Dans Silverado
(Lawrence Kasdan, 1985), Tyree (Jeff Fahey) est un bad guy de haute volée. Au service de Cobb (Brian Dennehy), un
shériff aussi flamboyant que retors, il incarne un homme de main sans
scrupules, aussi rapide à dégainer qu'impitoyable envers quiconque se met en
travers de son chemin. Pour son premier rôle à l'écran, on ne peut pas dire
qu'il passe inaperçu en volant la vedette à tous les acteurs (Kevin Kline,
Scott Glenn, Kevin Costner ou Danny Glover) qui se trouvent autour de lui. Dans
le saloon de Silverado, qui perd régulièrement une partie de sa clientèle
chaque fois qu'il fait une apparition, Tyree, yeux hallucinés, regard
magnétique et corps nerveux tendu à l'extrême, est toujours prêt à envoyer ad
patres l'infortuné vis-à-vis. Alors qu'il aime manifestement se donner en spectacle,
il est immédiatement habité par une rage doublée d'une jouissance inextinguible
qui menacent d'exploser au moindre éternuement ou raclement de gorge d'un
inconscient tétanisé par la peur. Toujours armé d'une Winchester ou d'un colt,
voire des deux à la fois, Tyree n'envisage la vie que comme un rapport de
force, une confrontation perpétuelle avec l'autre, comme si sa haine du monde
était le moteur de son existence. Il est rancunier, « j'aurais dû te tuer il y a longtemps » dit-il à Paden (Kevin
Kline), un ancien comparse rentré dans le droit chemin, n'aime pas les chiens,
« où est le chien ? » assène-t-il avec
un sourire cruel, de manière péremptoire et énigmatique, encore une fois à
Paden, et reste doté d'une aura maléfique qui en fait le double de son
employeur, le shériff Cobb.
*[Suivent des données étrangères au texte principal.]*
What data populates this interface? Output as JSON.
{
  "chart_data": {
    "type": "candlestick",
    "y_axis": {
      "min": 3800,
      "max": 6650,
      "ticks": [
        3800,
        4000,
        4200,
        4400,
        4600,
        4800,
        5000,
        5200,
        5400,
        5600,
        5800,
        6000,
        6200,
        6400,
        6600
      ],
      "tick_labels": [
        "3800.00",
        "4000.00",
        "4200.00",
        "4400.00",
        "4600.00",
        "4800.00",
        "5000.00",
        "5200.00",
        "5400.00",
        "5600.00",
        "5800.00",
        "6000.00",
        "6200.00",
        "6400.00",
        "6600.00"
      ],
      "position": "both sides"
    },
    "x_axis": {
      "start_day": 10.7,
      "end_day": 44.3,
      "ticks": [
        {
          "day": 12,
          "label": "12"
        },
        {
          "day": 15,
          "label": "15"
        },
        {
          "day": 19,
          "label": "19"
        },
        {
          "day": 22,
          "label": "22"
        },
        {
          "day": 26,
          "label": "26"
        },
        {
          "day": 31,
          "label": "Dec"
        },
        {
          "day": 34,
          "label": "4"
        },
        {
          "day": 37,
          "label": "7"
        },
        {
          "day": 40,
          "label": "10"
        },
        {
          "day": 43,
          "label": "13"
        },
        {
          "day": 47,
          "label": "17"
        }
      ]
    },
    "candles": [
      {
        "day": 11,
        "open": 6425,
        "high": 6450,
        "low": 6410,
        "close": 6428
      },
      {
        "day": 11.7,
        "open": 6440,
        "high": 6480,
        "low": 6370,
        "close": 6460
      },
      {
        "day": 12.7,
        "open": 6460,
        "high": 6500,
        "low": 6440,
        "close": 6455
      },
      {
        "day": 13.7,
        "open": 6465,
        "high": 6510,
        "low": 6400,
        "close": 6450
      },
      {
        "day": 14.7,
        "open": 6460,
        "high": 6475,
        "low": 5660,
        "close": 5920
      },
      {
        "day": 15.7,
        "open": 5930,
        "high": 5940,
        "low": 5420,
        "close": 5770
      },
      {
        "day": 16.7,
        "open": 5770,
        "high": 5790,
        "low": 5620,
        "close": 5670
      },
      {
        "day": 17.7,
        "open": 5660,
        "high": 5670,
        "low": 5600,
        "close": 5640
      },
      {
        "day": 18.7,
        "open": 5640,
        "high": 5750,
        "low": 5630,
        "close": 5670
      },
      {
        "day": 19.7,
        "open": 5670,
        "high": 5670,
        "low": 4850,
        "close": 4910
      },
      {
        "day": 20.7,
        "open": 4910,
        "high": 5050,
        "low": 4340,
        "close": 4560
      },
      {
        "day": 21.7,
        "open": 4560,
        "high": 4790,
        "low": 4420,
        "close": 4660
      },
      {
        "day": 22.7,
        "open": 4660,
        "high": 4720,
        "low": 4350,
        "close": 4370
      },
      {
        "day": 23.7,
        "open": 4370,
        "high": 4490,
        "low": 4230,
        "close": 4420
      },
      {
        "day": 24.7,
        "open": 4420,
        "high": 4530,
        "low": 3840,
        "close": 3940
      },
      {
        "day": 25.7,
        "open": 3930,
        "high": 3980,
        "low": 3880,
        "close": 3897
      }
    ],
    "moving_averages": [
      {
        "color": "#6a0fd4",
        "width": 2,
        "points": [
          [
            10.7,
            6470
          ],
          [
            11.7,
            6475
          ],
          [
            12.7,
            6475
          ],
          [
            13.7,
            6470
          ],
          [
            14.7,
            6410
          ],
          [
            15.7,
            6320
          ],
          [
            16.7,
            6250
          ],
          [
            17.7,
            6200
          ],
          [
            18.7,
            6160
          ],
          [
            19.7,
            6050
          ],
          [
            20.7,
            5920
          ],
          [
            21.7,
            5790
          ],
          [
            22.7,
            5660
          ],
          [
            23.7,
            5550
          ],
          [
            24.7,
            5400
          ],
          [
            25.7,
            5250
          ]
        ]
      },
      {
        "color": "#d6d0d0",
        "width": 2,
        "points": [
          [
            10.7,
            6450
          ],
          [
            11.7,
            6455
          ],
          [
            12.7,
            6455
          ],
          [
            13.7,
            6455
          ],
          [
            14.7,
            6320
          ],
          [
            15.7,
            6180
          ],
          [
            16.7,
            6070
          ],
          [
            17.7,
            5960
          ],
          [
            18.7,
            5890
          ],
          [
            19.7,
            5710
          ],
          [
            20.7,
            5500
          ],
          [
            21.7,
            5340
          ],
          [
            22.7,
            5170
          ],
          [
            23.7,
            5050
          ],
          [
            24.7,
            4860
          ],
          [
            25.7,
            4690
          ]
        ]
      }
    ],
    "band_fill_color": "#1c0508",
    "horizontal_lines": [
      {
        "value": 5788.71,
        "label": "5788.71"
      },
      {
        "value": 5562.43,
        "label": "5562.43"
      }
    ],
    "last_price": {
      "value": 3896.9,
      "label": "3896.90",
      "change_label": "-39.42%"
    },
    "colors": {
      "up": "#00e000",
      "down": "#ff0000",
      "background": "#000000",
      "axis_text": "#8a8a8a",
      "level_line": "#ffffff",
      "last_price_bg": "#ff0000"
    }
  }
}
Osons une analyse comparée doublée d'une mise en
perspective: Tyree n'est pas cet outlaw de
second rang que l'on peut rencontrer dans Les
Grands espaces (The Big Country,
William Wyler, 1958) ou dans Tombstone
(George Pan Cosmatos, 1993) sous les traits respectivement de Buck Hannassey
(Chuck Connors) et Ike Clanton (Steven Lang), aussi bravaches en groupe que
pleutres isolés, non, Tyree est plutôt de la trempe de Charlie Prince (Ben
Foster dans 3h10 pour Yuma/3:10 to Yuma,
James Mangold, 2007), un ange de la mort brûlant d'un feu intérieur et laissant
derrière lui souffrance et cadavres. Nous sentons chez ces deux personnages une
incapacité congénitale à supplier, à geindre ou à se lamenter du mauvais sort. Au-dessus
du commun des mortels en dépit de leurs névroses obsessionnelles, ils restent néanmoins
des seconds, caractérisés par une esthétique du malaise. Tyree, en particulier,
n'a pas de stature morale, s'accommode avec délice de l'adversité et trouve son
point de cohérence dans l'attitude qu'il donne à voir régulièrement: un monstre
froid et éruptif dont l'arrogance le dispute à la noirceur. La puissance du jeu
de Jeff Fahey donne à son personnage une dimension fascinante qui nous fait
regretter qu'il n'apparaisse pas plus souvent au cours du film.